In 1945, following the return of thousands of soldiers from Europe, a young woman and her boyfriend are murdered. Thirty-five years later, a killer, dressed in WWII-era fatigues and armed with a bayonet and, rather incongruously, a pitchfork, stalks a group of teenagers celebrating their graduation.
The set-up isn’t terribly original, but The Prowler is a superior Slasher film, a product of the Slasher Golden Year, 1981. The Prowler was directed by Joseph Vito, who also directed Friday the 13th: The Final Chapter, one of the best entries in that series. It also features the underused but welcome acting talents of Farley Granger (Strangers on a Train) and Lawrence Tierny (Reservoir Dogs). Oh, and did I mention the practical effects are courtesy of one Tom Savini?
Needless to say, The Prowler is a great looking film. The kills feature some of Savini’s best work (Savini has even said that it is his best work), including a stabbing scene which is topped only by the knife’s extraction from the top of the victim’s skull, a shower kill that manages to offer something new, and a rather surprising exploding head.

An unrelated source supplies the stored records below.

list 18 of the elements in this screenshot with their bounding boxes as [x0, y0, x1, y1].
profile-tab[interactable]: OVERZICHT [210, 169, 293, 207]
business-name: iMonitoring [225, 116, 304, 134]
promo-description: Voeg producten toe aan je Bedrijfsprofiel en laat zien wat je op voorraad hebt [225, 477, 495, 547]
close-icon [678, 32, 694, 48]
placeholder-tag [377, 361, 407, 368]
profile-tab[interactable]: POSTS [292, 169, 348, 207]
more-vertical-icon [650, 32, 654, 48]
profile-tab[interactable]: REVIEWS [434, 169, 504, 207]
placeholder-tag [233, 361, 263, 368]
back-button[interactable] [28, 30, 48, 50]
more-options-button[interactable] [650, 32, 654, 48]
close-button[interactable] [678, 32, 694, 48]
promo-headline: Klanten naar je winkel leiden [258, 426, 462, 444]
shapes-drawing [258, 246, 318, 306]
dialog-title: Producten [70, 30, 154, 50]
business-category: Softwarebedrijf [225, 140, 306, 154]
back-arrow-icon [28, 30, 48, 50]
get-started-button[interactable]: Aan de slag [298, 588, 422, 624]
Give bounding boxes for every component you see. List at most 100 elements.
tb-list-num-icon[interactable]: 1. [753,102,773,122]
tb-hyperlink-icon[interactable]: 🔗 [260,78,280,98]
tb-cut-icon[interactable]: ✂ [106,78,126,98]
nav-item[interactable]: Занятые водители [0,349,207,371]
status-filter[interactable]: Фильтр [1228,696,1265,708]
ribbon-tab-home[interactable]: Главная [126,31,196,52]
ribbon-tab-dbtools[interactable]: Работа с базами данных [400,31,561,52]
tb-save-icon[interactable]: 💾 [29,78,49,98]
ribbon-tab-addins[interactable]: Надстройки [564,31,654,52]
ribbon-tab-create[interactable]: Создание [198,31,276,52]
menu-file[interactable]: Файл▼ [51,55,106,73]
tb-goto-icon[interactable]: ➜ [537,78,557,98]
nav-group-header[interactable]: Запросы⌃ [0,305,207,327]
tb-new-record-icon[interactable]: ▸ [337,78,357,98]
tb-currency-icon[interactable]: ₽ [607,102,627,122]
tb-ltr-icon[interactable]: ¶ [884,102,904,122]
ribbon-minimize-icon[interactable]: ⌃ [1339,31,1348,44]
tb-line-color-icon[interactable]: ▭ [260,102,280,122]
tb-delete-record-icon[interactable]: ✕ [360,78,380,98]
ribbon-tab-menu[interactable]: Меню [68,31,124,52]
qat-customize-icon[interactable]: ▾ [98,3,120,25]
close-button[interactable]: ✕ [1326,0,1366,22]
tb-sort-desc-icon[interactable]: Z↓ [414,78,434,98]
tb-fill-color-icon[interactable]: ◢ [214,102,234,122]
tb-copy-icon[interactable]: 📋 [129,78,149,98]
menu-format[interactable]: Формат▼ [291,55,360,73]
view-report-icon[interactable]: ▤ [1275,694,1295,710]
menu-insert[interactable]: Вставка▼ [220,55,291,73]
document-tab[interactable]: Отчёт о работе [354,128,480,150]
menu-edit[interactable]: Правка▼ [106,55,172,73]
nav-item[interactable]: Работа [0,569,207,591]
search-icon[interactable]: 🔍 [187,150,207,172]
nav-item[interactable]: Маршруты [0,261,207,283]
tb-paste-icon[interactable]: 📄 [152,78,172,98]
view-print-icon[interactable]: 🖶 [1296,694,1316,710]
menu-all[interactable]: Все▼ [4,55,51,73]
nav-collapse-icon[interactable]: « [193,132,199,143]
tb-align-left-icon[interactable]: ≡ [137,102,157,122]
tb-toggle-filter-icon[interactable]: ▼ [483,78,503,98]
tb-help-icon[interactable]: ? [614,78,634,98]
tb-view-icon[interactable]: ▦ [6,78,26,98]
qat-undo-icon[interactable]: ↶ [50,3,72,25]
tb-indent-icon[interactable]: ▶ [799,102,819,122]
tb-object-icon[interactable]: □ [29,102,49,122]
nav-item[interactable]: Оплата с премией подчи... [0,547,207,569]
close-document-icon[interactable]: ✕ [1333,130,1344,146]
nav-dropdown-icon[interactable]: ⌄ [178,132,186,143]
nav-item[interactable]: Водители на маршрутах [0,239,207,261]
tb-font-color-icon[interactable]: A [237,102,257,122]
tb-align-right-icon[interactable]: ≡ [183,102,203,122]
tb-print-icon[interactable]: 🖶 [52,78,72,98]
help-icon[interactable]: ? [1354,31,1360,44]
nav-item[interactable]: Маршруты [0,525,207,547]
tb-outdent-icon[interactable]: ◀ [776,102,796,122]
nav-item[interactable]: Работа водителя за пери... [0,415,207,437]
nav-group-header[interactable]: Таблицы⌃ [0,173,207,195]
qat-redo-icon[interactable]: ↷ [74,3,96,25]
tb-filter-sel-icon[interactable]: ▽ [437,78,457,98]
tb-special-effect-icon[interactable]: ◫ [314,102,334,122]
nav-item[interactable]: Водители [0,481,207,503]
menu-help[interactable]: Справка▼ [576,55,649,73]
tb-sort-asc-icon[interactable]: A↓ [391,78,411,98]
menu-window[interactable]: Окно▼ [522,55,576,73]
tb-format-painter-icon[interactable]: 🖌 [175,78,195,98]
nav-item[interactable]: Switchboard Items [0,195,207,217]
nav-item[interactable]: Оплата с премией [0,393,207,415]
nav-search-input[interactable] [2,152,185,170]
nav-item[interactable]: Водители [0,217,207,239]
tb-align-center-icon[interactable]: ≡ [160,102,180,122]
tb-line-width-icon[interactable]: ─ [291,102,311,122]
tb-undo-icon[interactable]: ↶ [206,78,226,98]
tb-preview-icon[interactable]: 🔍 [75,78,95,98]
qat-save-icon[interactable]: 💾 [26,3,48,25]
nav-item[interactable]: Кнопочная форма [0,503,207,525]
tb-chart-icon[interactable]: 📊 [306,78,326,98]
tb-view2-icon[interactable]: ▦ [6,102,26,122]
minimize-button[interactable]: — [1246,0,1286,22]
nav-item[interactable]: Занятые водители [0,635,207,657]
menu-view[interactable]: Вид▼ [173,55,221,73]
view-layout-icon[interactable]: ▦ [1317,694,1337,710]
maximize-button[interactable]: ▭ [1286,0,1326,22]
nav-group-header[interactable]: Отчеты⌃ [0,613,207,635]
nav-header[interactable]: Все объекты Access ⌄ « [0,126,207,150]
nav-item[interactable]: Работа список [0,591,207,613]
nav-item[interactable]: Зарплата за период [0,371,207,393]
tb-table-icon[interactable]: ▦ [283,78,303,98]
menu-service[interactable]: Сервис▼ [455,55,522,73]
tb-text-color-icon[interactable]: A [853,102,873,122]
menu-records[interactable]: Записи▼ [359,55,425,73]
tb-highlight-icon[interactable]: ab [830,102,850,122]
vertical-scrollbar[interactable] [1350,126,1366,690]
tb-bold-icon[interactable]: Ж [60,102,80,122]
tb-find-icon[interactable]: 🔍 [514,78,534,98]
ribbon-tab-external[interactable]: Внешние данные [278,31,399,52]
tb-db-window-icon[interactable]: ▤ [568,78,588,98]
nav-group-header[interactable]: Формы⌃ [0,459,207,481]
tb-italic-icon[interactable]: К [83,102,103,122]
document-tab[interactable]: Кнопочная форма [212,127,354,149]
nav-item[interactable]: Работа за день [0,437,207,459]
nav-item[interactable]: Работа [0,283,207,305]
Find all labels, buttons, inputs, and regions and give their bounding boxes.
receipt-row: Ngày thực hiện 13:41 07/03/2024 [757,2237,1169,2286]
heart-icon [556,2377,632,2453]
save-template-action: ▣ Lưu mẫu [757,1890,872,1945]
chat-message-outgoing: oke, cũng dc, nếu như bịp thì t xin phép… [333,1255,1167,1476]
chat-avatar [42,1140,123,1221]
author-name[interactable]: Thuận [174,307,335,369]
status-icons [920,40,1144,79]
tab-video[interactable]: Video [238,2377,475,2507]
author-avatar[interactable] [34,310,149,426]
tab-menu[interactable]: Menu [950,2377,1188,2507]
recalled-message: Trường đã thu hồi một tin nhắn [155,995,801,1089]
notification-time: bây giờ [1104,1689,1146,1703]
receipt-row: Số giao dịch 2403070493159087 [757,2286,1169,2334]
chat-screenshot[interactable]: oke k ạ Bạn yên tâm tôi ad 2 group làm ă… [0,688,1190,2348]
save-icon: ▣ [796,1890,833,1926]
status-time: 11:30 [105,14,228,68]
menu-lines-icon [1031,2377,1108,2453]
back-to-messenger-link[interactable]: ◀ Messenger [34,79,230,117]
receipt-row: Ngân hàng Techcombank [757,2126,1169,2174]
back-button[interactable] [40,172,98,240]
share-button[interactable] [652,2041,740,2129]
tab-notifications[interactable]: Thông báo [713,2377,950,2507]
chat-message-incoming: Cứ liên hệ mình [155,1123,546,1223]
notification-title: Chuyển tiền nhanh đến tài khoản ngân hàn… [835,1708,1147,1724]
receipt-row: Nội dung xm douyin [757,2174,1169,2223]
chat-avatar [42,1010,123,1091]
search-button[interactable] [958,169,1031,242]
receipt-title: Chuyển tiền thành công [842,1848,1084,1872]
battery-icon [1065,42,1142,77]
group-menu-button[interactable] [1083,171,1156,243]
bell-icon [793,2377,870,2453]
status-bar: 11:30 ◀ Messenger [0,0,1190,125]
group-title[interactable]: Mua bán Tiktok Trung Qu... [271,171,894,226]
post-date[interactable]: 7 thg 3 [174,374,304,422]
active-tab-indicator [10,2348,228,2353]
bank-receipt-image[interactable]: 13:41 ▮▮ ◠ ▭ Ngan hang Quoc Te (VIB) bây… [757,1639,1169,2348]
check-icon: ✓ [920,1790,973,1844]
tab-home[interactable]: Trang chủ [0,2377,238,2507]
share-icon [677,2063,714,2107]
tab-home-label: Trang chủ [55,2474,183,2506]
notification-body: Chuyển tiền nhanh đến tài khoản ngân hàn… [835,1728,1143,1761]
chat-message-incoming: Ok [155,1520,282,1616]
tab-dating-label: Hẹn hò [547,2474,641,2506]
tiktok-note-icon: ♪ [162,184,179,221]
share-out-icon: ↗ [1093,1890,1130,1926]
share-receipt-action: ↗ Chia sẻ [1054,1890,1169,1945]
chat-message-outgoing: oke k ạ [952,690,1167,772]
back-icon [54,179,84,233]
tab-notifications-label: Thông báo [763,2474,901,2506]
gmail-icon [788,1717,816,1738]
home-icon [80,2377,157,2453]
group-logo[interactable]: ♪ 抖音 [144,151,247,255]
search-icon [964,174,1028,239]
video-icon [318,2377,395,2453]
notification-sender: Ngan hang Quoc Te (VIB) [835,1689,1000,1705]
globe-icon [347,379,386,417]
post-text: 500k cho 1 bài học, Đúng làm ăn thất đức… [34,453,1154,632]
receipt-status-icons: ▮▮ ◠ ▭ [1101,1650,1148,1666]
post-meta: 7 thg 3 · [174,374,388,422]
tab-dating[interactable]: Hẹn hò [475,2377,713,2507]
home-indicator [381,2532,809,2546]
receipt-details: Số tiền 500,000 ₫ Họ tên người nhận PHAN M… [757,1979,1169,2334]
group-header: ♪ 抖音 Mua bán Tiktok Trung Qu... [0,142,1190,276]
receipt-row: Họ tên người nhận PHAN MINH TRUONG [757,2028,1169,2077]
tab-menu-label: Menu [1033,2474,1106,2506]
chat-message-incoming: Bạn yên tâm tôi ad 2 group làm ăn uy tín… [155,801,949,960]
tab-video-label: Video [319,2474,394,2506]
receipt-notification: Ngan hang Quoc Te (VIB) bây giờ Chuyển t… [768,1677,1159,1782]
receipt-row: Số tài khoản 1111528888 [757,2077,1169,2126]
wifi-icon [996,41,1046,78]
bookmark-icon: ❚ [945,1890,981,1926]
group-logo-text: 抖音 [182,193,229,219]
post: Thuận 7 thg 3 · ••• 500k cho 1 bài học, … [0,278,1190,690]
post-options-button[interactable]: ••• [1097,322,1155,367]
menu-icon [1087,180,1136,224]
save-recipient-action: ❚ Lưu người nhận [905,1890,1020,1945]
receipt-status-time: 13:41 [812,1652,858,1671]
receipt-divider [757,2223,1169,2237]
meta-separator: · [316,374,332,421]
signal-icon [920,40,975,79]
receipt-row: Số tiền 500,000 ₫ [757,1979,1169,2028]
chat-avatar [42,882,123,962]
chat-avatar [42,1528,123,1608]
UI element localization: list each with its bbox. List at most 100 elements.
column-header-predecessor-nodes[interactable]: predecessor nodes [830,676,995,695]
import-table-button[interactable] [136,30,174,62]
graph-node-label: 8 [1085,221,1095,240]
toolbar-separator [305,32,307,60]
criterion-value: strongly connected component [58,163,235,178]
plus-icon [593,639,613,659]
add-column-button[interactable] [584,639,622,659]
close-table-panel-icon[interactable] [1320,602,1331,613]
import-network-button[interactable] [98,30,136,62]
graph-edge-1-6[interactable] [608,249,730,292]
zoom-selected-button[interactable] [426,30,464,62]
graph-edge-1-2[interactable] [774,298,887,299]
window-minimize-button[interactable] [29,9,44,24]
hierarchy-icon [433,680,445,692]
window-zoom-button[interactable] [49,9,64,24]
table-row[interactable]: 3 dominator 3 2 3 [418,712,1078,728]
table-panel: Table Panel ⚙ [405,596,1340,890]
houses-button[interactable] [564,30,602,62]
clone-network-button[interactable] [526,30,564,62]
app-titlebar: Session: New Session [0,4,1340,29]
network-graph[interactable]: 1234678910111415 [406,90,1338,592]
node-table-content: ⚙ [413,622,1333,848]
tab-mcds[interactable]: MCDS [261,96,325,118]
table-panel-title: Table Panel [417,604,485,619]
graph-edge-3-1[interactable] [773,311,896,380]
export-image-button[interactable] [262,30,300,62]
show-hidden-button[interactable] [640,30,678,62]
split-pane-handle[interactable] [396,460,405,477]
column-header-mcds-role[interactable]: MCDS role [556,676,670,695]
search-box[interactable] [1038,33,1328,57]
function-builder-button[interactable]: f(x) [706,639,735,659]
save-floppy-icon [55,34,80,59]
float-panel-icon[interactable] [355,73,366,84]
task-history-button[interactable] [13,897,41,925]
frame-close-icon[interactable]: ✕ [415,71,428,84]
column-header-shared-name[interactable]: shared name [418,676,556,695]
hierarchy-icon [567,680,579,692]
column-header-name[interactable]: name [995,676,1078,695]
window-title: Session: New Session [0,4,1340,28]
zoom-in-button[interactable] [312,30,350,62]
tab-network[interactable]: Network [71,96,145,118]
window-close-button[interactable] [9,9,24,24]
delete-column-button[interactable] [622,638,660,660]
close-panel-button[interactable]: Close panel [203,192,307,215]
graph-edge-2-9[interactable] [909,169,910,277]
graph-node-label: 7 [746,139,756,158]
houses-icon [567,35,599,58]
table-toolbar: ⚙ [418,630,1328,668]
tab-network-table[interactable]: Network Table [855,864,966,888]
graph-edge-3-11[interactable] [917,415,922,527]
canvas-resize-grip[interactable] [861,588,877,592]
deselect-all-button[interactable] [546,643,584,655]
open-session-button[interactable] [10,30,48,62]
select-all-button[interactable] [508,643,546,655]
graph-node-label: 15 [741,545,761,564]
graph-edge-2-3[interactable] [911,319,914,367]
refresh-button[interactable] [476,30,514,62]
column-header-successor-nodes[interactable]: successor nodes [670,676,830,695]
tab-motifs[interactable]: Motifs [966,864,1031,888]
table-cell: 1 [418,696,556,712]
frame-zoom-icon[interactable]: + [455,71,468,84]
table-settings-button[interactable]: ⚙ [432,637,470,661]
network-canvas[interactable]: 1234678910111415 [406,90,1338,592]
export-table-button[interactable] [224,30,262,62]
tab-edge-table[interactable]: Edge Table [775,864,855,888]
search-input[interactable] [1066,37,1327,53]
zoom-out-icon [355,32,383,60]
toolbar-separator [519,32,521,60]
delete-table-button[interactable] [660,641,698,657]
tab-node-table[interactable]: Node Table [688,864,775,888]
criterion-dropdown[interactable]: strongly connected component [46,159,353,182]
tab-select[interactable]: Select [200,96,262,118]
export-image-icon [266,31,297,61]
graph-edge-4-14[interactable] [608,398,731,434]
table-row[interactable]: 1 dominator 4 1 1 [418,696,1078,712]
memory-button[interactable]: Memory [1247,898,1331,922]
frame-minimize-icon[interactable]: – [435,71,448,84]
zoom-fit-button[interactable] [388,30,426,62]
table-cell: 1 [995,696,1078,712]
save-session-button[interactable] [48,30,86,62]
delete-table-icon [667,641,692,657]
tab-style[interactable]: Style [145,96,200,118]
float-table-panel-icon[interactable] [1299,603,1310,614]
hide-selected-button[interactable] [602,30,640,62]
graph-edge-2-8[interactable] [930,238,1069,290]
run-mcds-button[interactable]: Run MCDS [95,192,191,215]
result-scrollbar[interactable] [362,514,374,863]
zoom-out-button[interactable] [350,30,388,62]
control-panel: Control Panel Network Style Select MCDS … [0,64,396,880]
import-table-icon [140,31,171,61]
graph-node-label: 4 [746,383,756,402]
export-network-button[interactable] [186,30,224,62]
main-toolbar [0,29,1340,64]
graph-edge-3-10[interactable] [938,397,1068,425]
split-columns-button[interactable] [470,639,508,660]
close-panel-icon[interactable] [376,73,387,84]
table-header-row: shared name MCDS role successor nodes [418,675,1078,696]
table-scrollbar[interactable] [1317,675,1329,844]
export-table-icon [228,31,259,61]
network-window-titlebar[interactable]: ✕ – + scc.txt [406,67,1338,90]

That said, this film isn’t only about the kills. Thanks to moody photography and expert pacing, The Prowler is genuinely suspenseful. Even the music, by Richard Einhorn, serves to build on the tension, ensuring that even while the screen is blood-free the viewer’s attention is held fast.
The killer’s motivation is a little thin and his identity rather obvious, but he’s got an undeniably original look, complete with helmet, undone chinstraps dangling. Still not sure why he carries a pitchfork, but that’s largely immaterial; he definitely knows how to put it to good use.
1981 was a great year for Slasher films, arguably the genre’s most important year, and The Prowler is certainly one of its most important films. It is a must see for Slasher fans and an example of how things go right when great talents come together.